Instead, she also made her way to the coffeepot, grabbing a mug from the shelf above it. It was one of the ones they sold in the shop, white with a purple silhouette of a witch zooming away on a broomstick, the words Life’s a Witch, Then You Fly! in curling script below the rim.
“What are you doing here, Rhys?” she asked once she was a little more caffeinated. She wanted to resist the sticky buns on principle, but they smelled too good to pass up, so Vivi grabbed one still warm from the pan, careful not to let it drip on her skirt as she sat at the table.
Leaning back, Rhys folded his hands on his stomach and studied her. “Well, Vivienne, I don’t know if you remember, but it turns out I was horribly cursed, so . . .”
Rolling her eyes, Vivi held up the hand still holding the sticky bun. “Yes, I know, we can skip the sarcasm. I mean, why are you in my aunt’s kitchen right now?”
“We’re looking into curses,” Aunt Elaine said, rejoining them at the table. She nodded toward a yellow legal pad and a large open book Vivi had somehow missed, and now Vivi licked her own fingers before reaching over for it.
The book was heavy, the binding ancient and cracked, and Vivi could barely make out the letters stamped in gold foil on its spine. And even once she could, they didn’t spell any words she recognized.

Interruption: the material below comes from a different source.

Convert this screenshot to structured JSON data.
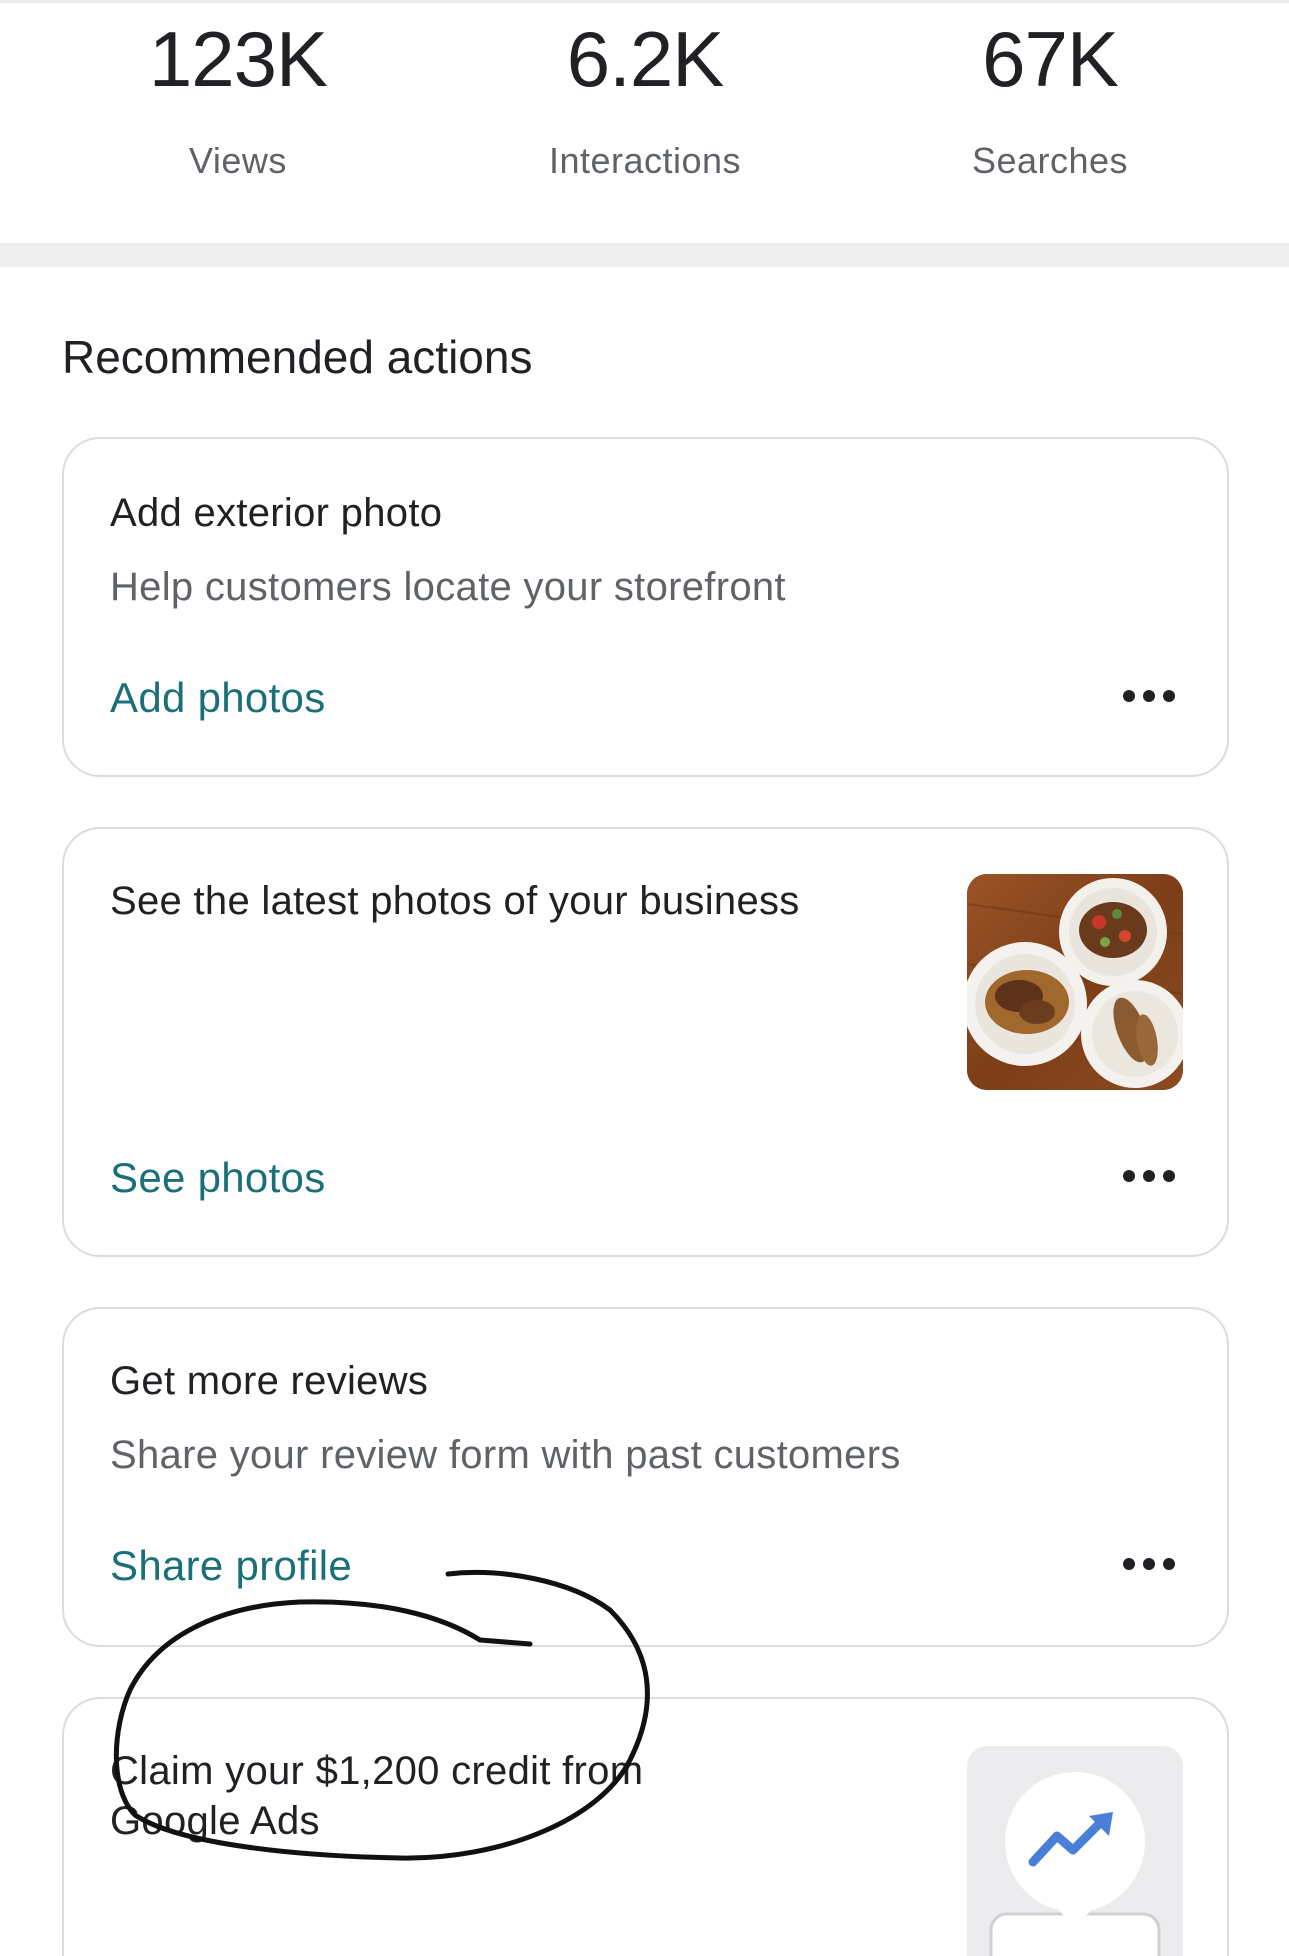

“I guess it’s too much to hope that there was a really clear and easy-to-do anti-curse ritual in this, huh?” Vivi asked, carefully turning the pages. The paper was so thick that it crackled slightly, the illustrations painted and lurid.
Vivi paused on one that showed a man hanging from a tree branch by his ankles, all his insides on the outside.

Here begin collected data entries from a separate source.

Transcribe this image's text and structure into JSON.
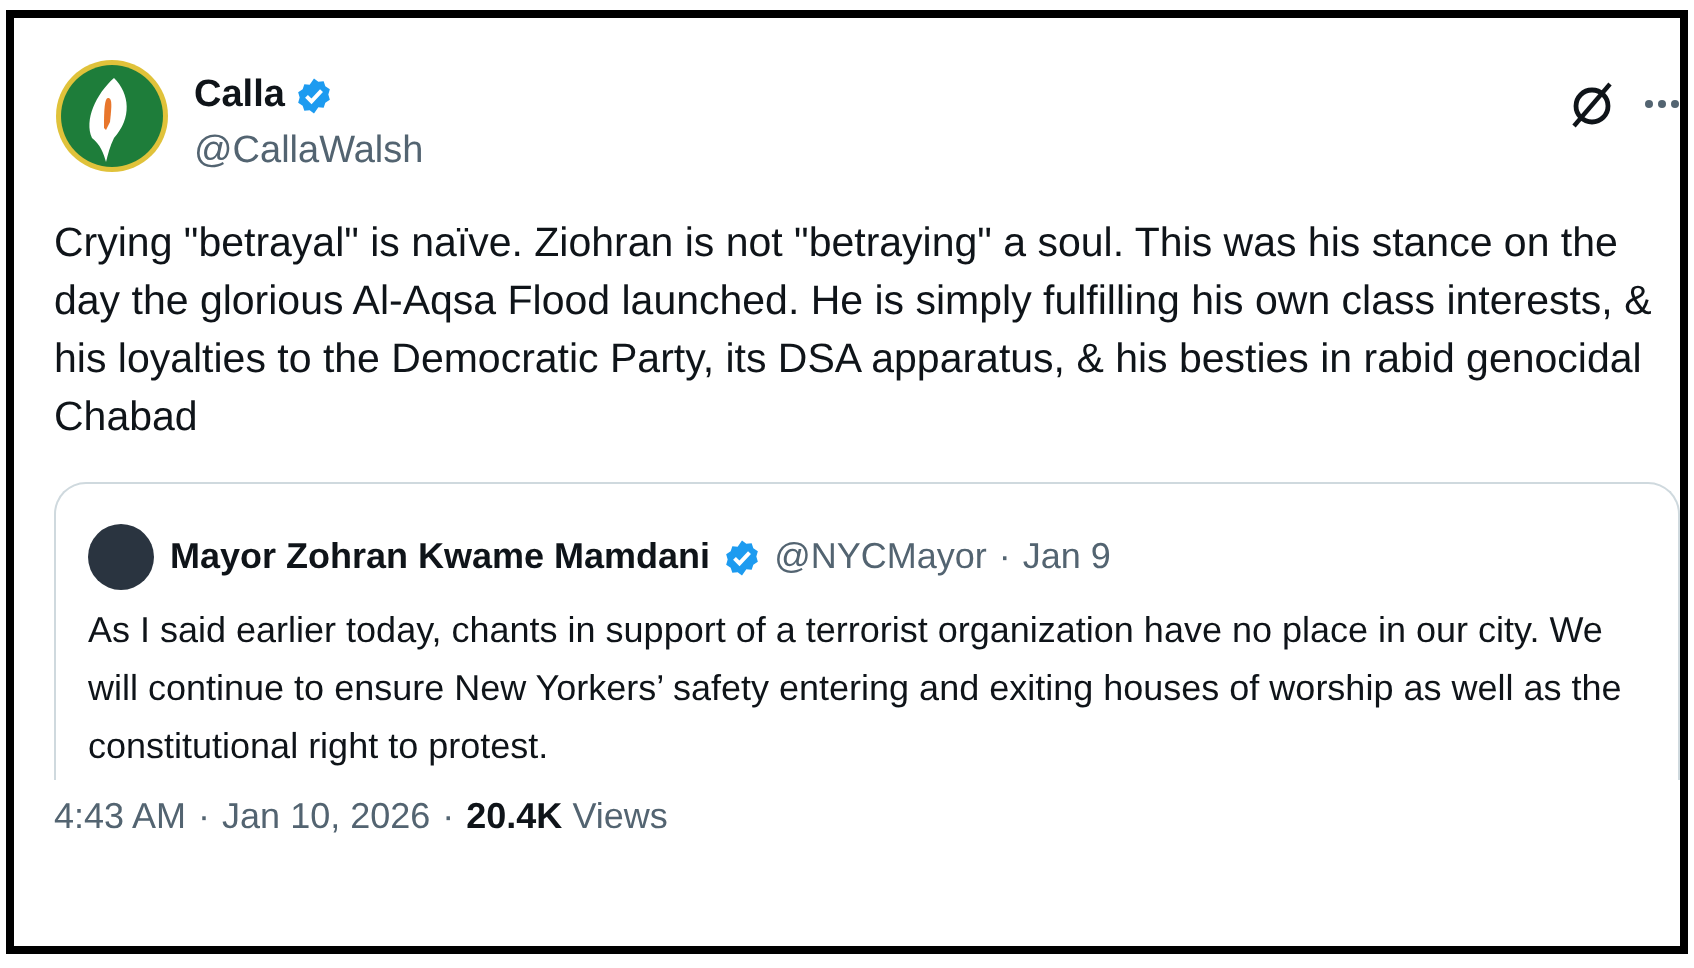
{
  "author": {
    "name": "Calla",
    "verified": true,
    "handle": "@CallaWalsh"
  },
  "text": "Crying \"betrayal\" is naïve. Ziohran is not \"betraying\" a soul. This was his stance on the day the glorious Al-Aqsa Flood launched. He is simply fulfilling his own class interests, & his loyalties to the Democratic Party, its DSA apparatus, & his besties in rabid genocidal Chabad",
  "quote": {
    "name": "Mayor Zohran Kwame Mamdani",
    "verified": true,
    "handle": "@NYCMayor",
    "separator": "·",
    "date": "Jan 9",
    "text": "As I said earlier today, chants in support of a terrorist organization have no place in our city. We will continue to ensure New Yorkers’ safety entering and exiting houses of worship as well as the constitutional right to protest."
  },
  "footer": {
    "time": "4:43 AM",
    "separator_1": "·",
    "date": "Jan 10, 2026",
    "separator_2": "·",
    "views_count": "20.4K",
    "views_label": "Views"
  }
}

“Ew,” she muttered, and suddenly Rhys was there, leaning over her shoulder to look.
“Ah, yes, the ‘Trial of Ghent,’” he said. “We had an ancestor that attempted that. Didn’t end well. You basically take your own entrails out and then—”
“Do not want to know,” Vivi said, quickly turning the page and also trying to ignore how good Rhys smelled.

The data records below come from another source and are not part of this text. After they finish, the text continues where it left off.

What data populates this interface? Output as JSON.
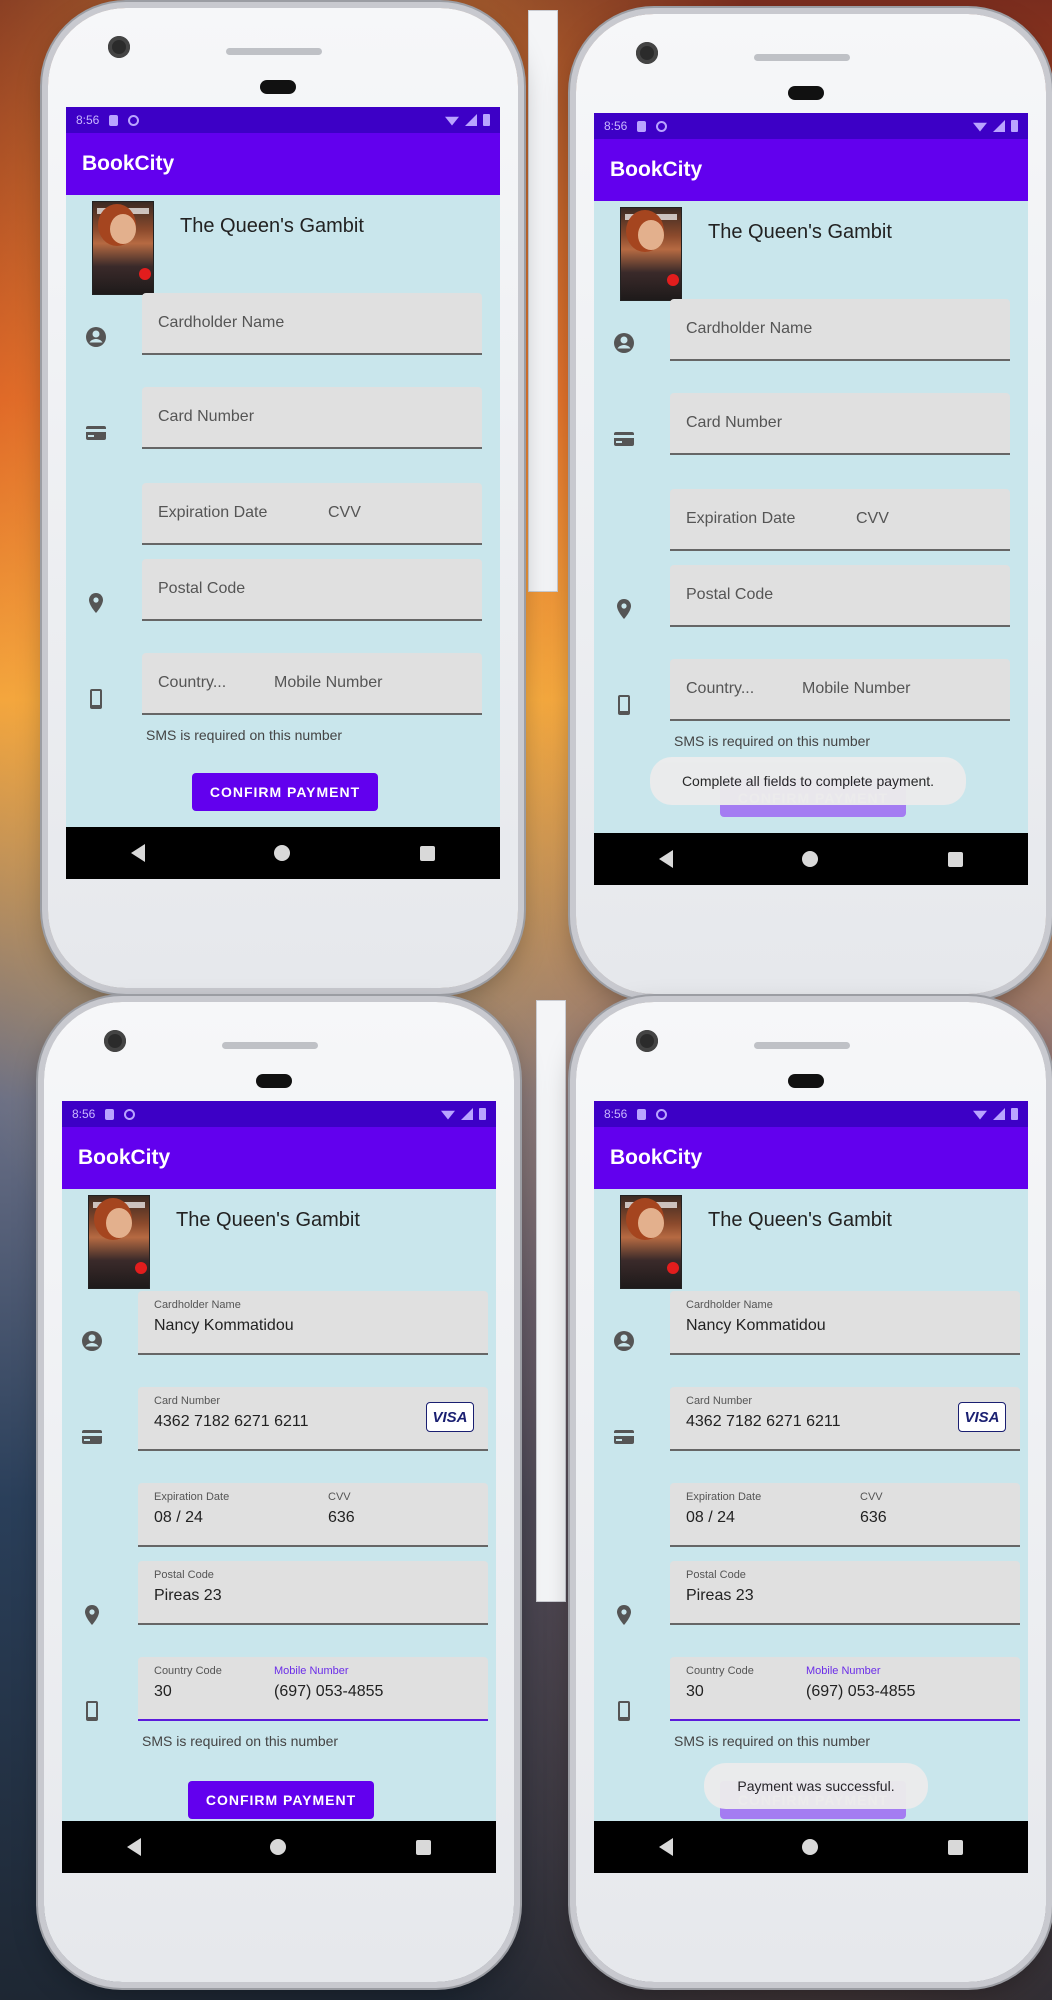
{
  "colors": {
    "primary": "#6200ee",
    "status_bar": "#3d00c6",
    "screen_bg": "#c9e6ec",
    "field_bg": "#e0e0e0",
    "active_underline": "#5b1bdc"
  },
  "status_time": "8:56",
  "app_title": "BookCity",
  "book": {
    "title": "The Queen's Gambit",
    "cover_icon": "book-cover-image"
  },
  "placeholders": {
    "cardholder": "Cardholder Name",
    "card_number": "Card Number",
    "expiration": "Expiration Date",
    "cvv": "CVV",
    "postal": "Postal Code",
    "country": "Country...",
    "mobile": "Mobile Number"
  },
  "labels": {
    "cardholder": "Cardholder Name",
    "card_number": "Card Number",
    "expiration": "Expiration Date",
    "cvv": "CVV",
    "postal": "Postal Code",
    "country": "Country Code",
    "mobile": "Mobile Number"
  },
  "values": {
    "cardholder": "Nancy Kommatidou",
    "card_number": "4362 7182 6271 6211",
    "expiration": "08 / 24",
    "cvv": "636",
    "postal": "Pireas 23",
    "country": "30",
    "mobile": "(697) 053-4855"
  },
  "card_brand": "VISA",
  "helper_text": "SMS is required on this number",
  "confirm_label": "CONFIRM PAYMENT",
  "toasts": {
    "incomplete": "Complete all fields to complete payment.",
    "success": "Payment was successful."
  },
  "icons": [
    "account-circle-icon",
    "credit-card-icon",
    "location-pin-icon",
    "smartphone-icon",
    "back-nav-icon",
    "home-nav-icon",
    "recents-nav-icon"
  ]
}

You’re not allowed to feel turned on when the word “entrails” was just bandied about, she told herself.
“So far, we haven’t had much luck,” Elaine said, “but one bright spot. Thanks to Rhys using his magic to fuel the ley lines, most of the curse has probably drained off of him.”
She tapped the cover of another book. “The law of transmutation. Rhys was cursed, but in funneling his magic into another power source—”
“I passed on some of the curse to the ley lines instead,” Rhys finished. “So still cursed, but diluted. Maybe. Half of that particular page was ripped out, so we’re really just spitballing here.”
“Great,” Vivi replied weakly. And it was great that maybe Rhys could walk through town without being a disaster magnet, but she still felt guilt sitting like a rock in her stomach.
“One question,” Gwyn said, coming into the kitchen. She was still in her pajamas, her long red hair in a braid over one shoulder.
“Only one?” Vivi asked, eyebrows raised.
“Okay, lots, but one for right now.” She pointed at Rhys. “His hair. It’s still doing The Thing. And it’s been doing The Thing ever since he got into town.”
Rhys frowned, reaching up to tug at his hair. “What thing?”
“Oh, like you don’t know,” Gwyn said, and Rhys’s frown deepened.
“Seriously, what—”
Aunt Elaine stopped them both with a lifted hand. “I take it the two of you specified something about Rhys’s hair during the curse?”
Now Rhys’s hand dropped from his head and he stared at Gwyn and Vivi. “You tried to attack my hair?”